Bien lo sabía el escritor Alejo Carpentier cuando apareció por la casa de Ramón Chao con unas maracas que regaló al pequeño Manu. Allí empezó todo para uno de los artistas más combativos de los últimos tiempos que no tardaría en echarse a la calle con el veneno de la música recorriéndole el espinazo.
Hot Pans y Los Carayos serán el embrión de lo que vino después con Mano Negra, la banda colorista que mezcló música de origen y realismo mágico a partes iguales. Porque, si hubo un inspirador de Mano Negra, ese fue, sin duda, Gabriel García Márquez. Llevado por su literatura, Manu Chao recorrerá con su banda los rincones de la Colombia más profunda. Lo cuenta Peter Culshaw, el Indiana Jones de las músicas del mundo, en la biografía de Manu Chao que acaba de ser publicada en castellano por libros del Kultrum.
Mano Negra se separaron en 1995. A partir de ese momento, Manu Chao se lo hace de cantautor con su guitarra, recorriendo los caminos que van de Finisterre a los Urales pasando por Chiapas. Canta por los Chunguitos y por Bob Marley, lleva su voz por los rincones más necesitados y duerme de cualquier forma y postura. Fuma yerba y experimenta con peyote y ayahuasca.
Manu Chao es un espíritu libre que nunca lee la carta de los restaurantes. Para qué.

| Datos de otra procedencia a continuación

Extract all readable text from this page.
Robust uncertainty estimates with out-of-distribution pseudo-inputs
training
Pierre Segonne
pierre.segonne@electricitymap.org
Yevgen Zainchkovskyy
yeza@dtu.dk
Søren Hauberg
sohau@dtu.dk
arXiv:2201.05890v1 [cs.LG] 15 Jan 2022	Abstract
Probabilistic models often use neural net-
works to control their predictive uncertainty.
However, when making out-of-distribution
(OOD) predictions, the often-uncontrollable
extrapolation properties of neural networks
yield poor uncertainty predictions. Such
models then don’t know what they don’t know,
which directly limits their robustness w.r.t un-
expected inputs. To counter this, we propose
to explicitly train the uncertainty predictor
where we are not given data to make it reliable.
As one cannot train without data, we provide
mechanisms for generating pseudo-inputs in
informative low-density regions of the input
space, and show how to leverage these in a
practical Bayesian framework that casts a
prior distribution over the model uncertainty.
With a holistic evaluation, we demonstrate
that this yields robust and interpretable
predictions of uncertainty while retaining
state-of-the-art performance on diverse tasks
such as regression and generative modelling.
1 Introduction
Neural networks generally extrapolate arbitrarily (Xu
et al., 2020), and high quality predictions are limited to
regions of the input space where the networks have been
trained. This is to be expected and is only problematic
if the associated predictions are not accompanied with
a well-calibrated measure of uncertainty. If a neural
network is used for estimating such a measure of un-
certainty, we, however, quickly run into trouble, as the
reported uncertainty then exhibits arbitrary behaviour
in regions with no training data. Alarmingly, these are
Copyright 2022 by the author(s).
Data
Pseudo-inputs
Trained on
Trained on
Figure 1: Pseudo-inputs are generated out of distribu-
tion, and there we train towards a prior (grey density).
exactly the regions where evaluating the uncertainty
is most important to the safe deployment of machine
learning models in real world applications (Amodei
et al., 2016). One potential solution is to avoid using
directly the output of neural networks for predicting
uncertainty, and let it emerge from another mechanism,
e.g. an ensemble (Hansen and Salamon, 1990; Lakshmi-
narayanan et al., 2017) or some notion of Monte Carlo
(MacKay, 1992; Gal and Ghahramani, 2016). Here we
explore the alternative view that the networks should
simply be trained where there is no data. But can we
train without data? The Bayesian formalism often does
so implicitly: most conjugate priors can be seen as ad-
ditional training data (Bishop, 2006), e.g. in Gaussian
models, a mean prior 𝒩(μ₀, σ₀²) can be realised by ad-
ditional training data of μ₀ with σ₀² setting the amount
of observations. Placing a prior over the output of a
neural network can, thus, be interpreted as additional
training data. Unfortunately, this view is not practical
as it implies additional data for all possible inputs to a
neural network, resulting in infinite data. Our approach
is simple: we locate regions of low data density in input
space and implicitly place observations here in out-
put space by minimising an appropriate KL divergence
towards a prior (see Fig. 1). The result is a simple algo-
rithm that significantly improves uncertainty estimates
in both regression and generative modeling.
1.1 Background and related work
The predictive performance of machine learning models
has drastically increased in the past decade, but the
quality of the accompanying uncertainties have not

Él prefiere leer a su amigo García Márquez, al que conoció cuando era un niño en París. “Eras un dolor de cabeza cuando tenías cuatro años y aún lo sigues siendo”, le dijo el Nobel colombiano cuando lo vio llegar a bordo del buque de carga bautizado como Melquíades en homenaje al brujo gitano de “Cien años de soledad”; una caravana náutica donde los Mano Negra compartían escena con la compañía de danza de Philippe Decouflé y las marionetas de Philippe Genty.
Tras esta aventura, Manu Chao seguirá viviendo los pasajes de “Cien años de soledad”. Esta vez se lo hará montado en un tren que él mismo echa a rodar por las vías abandonadas de Colombia; una máquina humeante que transporta una escultura de hielo de grandes dimensiones, un guiño al momento mágico en el que José Arcadio Buendía descubre el milagro del hielo. Por cerrar el círculo, la gira del tren terminó en Aracataca, lugar de nacimiento del Nobel.
De Santa Marta a Bogotá, el grupo de Manu Chao ofreció su espectáculo gratis: un circo de música y fuego, bañado por la lengua de un dragón mecánico. Lo cuenta Peter Culshaw en su libro y también lo contó Ramón Chao en otro libro, hace ya casi treinta años. Se tituló “Un tren de hielo y fuego” y salió publicado en la editorial que la revista El Europeo montó con El Canto de la Tripulación, colectivo capitaneado por Alberto García-Alix y al que se acercó Manu Chao en su estancia en Madrid a mediados de los 90.
De aquellos días quedan las fotos que Alberto hizo a Manu en el extrarradio madrileño. Son fotos en blanco y negro donde el músico mira a la cámara con el veneno en los ojos del que sabe que, con dos maracas, se puede conquistar el mundo. No hay otra manera.